You've got to get through that door. Perfect!

You’ve got to get through that door. Perfect!

Then they grow up to be Miles Teller and Jamie Bell. In a coincidence that boggles the senses, a scientist whose raison d’etre is helping brilliant kids achieve what he doesn’t bother to try achieving, Franklin Storm (Reg E. Cathey) happens upon Reed’s science fair project — an actual goddamned teleporter to another dimension — which fact no one but Ben Grimm even begins to recognize, as Reed has exhibited no signs of intelligence to anyone else. And, wouldn’t you know it, Franklin has been working unsuccessfully with other brilliant kids (Toby Kebbel as Victor von Doom) on the EXACT SAME THING!

Good thing he just happened to drift through the Oyster Bay high school science fair on his day off from not building a teleporter.

Oh. Also Franklin has a young, brilliant, hot, adopted daughter, Sue (Kate Mara) who studies patterns, so she ‘helps’ by making environmental suits for interdimensional travel. Makes sense. Franklin’s son, Johnny (Michael B. Jordan) is a drag racer who can build anything but a recognizable sense of belonging in any scene he’s in.

Well, if you say so.

Well, if you say so.

And then these characters proceed to walk around for another hour reciting lines that define their characters with all the elan of a wet tortilla chip. I am hard pressed to think of a crew of as talented actors performing as universally poorly. They suck the oxygen out of every scene like someone who can spontaneously combust and chooses to do so at tea parties.

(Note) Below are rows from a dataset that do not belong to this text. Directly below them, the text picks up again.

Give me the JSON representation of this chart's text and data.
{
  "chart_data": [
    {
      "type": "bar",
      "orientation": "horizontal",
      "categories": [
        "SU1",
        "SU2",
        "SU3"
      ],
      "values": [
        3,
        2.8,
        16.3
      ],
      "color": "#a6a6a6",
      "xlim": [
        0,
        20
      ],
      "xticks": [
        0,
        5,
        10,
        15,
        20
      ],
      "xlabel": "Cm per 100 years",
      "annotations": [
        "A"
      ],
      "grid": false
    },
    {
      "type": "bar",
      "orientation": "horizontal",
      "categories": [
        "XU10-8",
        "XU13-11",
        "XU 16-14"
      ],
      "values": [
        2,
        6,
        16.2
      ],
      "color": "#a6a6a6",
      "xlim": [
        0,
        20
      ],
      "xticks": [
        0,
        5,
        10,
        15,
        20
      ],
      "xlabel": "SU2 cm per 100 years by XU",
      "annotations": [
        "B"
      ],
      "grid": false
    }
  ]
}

They create a dimensional portal! They travel through it! They exhibit no sense of wonder or fear at the immensity of their feats! Things go wrong and — uh oh — they become superpowered freaks.

Then there is a stupid battle against a stupid villain to finish a stupid film.

What. Do I have something on my face? I do, don't I?

What. Do I have something on my face? I do, don’t I?

Actual lines of dialogue include, “There is no more Victor. Only Doom.”

I saw Josh Trank’s Chronicle. It wasn’t bad but it also wasn’t really good. A decent premise legged out with a bit of promise. But even if Fox stepped on Trank’s original version of Fantastic Four hard — which I’m sure they did — and reshot 80% of the film, which I doubt they did, there remains no excuse for the bits that remain of Trank’s first at bat. Because there isn’t a kernel of good here. There isn’t a whiff of competence.

Fantastic Four offers nothing but a perfect example of how not to make a movie. It shows no understanding of character, of pacing, of drama, of visual design, or of human speech patterns or behavior. It is a dumpster fire full of other, smaller, dumpster fires.

You should not watch it.

10 responses on “What Not to Watch: Fantastic Four

  1. I can’t believe you took that hit, so we don’t have to. I…I feel like I owe you something. A box of cookies. A case of beer. A small island nation.

    Your country thanks you for your sacrifice.

    • Your appreciation is ample reward, but I wouldn’t say no to a 14′-tall golden sculpture of a creature that’s half walrus, half snake, then other half walrus.

          • Honestly, I was figuring you’d take the beer. After seeing the FF movie, I would think you’d have to drown your sorrows.

            I have yet to see Corman’s FF pic…is there any chance it was the best film, and they just keep getting progressively worse and worse? That makes me fear for future generations…

  2. Watched this on a flight because it seemed like the kind of movie that deserved half asleep attention. I think it’s fascinating to watch something that is broken in almost every way.

    • Yep. It’s also fascinating to hear the filmmakers try to explain ‘what went wrong’ as if the answer isn’t ‘everything.’

Yeah, well, you know, that's just, like, your opinion, man.